The Electronic Frontier Foundation's Spot the Surveillance game is a virtual reality game which requires players to identify surveillance equipment in a panoramic image of a San Francisco street scene. Panning around this 360 degree view players are required to detect the every day surveillance equipment which is now routinely used on America's streets, such as body-worn cameras, automated license plate readers, drones, and pan-tilt-zoom cameras.
Spot the Surveillance is best played with a virtual reality headset but can be played using a standard computer browser as well. In the standard browser version of the game you simply need to click on any surveillance tech that you can spot and an information window will open confirming your guess and explaining how that tech is used.
I believe that Spot the Surveillance was originally released in 2020 but I only discovered it today via The Markup's report on A Virtual Reality Tour of Surveillance Tech at the Border. In this article Dave Maass of the Electronic Frontier Foundation takes Monique O. Madan of The Markup on a virtual reality tour of the U.S.–Mexico border.

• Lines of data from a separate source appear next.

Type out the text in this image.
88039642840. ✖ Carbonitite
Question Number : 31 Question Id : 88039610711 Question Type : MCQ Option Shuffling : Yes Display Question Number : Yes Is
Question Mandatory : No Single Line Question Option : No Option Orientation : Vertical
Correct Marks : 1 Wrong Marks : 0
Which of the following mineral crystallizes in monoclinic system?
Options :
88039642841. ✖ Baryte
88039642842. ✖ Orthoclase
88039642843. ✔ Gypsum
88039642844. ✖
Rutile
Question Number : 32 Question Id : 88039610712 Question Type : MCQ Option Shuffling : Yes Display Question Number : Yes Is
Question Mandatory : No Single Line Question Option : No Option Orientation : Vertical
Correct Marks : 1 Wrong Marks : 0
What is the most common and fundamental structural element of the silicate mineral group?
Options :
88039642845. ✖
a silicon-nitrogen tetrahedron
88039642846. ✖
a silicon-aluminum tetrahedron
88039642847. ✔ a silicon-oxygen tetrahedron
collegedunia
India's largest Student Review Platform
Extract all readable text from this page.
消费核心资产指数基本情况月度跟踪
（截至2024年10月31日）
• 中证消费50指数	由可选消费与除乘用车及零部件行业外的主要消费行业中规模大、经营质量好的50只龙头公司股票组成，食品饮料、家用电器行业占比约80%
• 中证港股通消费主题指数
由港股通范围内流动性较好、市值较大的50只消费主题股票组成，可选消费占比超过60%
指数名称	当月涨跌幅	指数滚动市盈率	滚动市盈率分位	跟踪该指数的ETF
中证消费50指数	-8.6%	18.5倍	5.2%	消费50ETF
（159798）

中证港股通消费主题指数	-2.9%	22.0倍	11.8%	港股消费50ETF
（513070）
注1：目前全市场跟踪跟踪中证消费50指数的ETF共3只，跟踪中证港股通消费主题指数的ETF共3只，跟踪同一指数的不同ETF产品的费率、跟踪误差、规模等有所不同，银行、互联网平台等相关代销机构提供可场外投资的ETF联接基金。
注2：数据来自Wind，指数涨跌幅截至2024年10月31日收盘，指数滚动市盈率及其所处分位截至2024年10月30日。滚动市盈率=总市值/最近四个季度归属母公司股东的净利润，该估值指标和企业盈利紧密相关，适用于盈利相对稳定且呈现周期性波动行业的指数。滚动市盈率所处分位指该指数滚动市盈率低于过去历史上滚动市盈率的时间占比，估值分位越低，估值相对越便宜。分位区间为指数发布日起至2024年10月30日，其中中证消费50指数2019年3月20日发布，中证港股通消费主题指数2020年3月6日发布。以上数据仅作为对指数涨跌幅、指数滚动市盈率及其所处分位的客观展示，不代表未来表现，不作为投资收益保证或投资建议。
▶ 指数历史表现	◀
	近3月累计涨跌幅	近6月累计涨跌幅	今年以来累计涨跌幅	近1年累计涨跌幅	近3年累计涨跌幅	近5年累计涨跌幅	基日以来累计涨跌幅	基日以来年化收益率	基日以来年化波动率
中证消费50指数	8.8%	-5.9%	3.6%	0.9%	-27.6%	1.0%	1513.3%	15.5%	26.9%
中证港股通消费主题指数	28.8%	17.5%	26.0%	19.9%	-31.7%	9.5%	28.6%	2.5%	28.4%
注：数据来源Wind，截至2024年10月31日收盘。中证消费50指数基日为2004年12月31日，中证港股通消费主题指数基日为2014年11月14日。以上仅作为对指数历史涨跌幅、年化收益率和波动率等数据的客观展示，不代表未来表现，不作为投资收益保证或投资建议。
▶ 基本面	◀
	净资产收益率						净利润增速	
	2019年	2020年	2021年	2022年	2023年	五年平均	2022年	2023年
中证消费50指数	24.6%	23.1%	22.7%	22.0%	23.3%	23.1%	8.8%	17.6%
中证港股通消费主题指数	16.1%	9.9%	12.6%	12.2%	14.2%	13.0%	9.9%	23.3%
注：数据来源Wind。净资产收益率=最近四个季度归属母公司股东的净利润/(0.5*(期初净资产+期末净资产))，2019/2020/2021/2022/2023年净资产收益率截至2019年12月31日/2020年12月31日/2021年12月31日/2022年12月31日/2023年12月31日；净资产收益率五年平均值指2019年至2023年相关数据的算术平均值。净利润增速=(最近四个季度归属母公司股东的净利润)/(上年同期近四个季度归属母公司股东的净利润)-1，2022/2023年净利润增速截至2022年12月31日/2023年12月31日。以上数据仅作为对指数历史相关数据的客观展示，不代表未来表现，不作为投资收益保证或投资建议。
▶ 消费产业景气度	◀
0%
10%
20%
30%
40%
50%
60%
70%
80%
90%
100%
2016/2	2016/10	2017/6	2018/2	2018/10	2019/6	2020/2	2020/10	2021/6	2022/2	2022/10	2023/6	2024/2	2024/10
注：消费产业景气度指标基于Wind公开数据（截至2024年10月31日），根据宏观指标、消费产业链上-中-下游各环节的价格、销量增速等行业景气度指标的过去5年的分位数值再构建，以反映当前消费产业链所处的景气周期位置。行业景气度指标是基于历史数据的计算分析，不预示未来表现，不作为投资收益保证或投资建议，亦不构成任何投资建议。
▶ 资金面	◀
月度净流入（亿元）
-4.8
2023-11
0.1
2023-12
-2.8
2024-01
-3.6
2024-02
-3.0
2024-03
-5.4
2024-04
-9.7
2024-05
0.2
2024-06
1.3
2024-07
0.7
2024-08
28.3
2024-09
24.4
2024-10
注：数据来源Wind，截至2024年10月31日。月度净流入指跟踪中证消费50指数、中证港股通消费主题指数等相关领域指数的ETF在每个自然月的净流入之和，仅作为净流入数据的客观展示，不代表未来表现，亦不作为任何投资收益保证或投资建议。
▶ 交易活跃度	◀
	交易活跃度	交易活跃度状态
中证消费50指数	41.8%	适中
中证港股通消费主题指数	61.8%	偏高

The article includes a list of links to Google Maps Street View panoramas from a number of locations along the border, all of which contain examples of US Border Patrol surveillance technology in action.
Of course the U.S. isn't the only country in the world where surveillance technology has become ubiquitous. Surfshank's Surveillance Cities examines the density of surveillance cameras in cities around the world. By calculating the number of CCTV cameras per km2 in the world's 130 most populous cities Surveillance Cities is able to make direct comparisons between different global cities.
The article includes an interesting mapped visualization which allows you to directly compare the density of CCTV cameras in any two of the 130 cities surveyed by Surfshark. For example the screenshot above shows a comparison of the density of surveillance cameras in Los Angeles and London.